Syzygium is a genus from the Myrtaceae (myrtle) family. There are about 1200-1800 species of Syzygium and its native range expands from Africa, through southern Asia to the Pacific.
In Singapore, Syzygium grande is an important species of tree from this genus. Not only is it grown for ornamental purposes at the sides of roads, but it also helps to prevent the spread of fires. It is also used in local medicinal traditions to help treat causes of tooth diseases, bronchitis, diabetes and more.

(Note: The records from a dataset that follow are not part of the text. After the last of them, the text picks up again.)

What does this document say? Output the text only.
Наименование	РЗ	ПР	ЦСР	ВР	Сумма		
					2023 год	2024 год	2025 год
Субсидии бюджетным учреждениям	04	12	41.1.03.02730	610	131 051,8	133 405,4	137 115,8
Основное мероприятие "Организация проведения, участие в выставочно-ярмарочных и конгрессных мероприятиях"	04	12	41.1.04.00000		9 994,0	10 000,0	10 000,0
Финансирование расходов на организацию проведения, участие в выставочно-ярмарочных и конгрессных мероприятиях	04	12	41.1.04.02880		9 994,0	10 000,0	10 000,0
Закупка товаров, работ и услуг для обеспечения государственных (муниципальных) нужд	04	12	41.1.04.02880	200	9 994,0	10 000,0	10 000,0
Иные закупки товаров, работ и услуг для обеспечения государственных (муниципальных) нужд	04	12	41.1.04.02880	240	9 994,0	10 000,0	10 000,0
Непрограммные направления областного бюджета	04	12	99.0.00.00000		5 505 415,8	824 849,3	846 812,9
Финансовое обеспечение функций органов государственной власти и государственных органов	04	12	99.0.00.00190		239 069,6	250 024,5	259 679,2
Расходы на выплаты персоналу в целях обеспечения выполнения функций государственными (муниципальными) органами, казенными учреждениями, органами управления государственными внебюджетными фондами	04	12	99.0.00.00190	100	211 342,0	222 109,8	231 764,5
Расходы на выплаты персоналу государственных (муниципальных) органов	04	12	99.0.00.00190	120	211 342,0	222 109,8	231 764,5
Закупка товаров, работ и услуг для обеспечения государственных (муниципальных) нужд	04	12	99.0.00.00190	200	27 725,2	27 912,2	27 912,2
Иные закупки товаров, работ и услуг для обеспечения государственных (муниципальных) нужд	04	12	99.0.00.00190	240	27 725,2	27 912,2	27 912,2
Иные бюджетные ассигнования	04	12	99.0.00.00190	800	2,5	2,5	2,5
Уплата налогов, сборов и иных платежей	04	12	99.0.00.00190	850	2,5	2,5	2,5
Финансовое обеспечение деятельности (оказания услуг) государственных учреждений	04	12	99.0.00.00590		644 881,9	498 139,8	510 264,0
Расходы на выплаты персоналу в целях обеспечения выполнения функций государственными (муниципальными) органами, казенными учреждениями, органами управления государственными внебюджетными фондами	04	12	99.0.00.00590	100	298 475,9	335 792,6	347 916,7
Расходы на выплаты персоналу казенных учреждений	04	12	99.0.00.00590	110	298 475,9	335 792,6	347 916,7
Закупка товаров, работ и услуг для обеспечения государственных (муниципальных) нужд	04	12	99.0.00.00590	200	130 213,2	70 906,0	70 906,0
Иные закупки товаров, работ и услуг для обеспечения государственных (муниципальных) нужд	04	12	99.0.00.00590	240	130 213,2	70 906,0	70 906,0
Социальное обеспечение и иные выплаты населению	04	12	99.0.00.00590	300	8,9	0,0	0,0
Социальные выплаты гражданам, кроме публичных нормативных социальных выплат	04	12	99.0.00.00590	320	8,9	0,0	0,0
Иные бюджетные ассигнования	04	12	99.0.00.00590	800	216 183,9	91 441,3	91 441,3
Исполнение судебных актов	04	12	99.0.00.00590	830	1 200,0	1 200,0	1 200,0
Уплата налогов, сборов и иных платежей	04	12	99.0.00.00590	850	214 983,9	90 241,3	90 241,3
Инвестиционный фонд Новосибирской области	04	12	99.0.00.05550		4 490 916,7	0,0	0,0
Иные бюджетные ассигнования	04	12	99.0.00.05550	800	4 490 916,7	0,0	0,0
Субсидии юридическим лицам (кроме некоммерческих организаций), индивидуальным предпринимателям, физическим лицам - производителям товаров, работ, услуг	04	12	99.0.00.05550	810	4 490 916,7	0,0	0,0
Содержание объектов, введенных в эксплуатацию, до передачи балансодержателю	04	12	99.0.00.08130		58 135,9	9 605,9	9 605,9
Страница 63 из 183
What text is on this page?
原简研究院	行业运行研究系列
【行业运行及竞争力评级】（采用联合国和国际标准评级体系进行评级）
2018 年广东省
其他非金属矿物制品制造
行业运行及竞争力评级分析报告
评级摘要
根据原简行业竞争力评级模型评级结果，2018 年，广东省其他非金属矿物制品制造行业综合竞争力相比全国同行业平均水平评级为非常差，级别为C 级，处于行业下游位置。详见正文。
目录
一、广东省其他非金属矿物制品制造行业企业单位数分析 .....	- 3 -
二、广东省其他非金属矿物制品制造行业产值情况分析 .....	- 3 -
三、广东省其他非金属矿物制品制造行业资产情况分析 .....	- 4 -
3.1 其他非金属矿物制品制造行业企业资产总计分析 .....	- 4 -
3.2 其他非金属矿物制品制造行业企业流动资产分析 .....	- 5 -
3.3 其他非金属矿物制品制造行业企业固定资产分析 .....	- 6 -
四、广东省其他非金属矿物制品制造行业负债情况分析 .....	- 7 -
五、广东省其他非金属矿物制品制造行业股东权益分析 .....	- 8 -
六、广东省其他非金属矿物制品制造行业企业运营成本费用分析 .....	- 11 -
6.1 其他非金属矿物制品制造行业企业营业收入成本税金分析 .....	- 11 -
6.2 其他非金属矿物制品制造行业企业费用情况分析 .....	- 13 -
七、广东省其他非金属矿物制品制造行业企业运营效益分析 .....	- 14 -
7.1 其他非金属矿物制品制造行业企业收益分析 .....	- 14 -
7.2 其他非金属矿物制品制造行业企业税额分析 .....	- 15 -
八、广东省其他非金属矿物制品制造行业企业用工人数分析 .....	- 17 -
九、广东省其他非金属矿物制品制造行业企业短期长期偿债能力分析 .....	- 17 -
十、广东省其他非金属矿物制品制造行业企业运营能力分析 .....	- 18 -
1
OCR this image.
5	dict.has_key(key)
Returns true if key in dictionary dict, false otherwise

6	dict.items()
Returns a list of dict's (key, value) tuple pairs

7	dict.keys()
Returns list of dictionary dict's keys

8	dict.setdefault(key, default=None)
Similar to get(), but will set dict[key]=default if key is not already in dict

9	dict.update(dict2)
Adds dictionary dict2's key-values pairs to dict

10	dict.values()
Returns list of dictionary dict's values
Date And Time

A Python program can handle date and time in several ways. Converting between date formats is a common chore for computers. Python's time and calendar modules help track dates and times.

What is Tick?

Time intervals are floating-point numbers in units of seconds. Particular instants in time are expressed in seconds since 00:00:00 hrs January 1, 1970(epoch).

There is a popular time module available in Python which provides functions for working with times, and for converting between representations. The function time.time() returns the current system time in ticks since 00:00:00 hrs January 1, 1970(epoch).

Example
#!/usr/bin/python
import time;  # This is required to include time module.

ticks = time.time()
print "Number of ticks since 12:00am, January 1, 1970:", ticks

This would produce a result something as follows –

The Malay apple (Syzygium malaccense) is another species which is native to the Malay Peninsula, more specifically Malaysia. Economically, S. malaccense is important for local livelihood as it is collected and sold at markets around Southeast Asia. It is also used in traditional medicine to reduce fever and to prevent itching. Studies however have shown that it also has the potential for many other medical uses, such as use as an anti-inflammatory, an antioxidant, an antidiabetic and it even may have anticancer effects.
Kew Garden’s Herbarium is one of the largest collections of historical plant specimens from all over the world and currently our job is to digitise all these specimens to make them available online. By transcribing these Syzygium sheets, you will not only be contributing to this gigantic task of digitising all our specimen data, but also help scientists understanding of this genus’ ecology and biology, indicating how we can utilize and preserve these plants. Thank you and happy transcribing!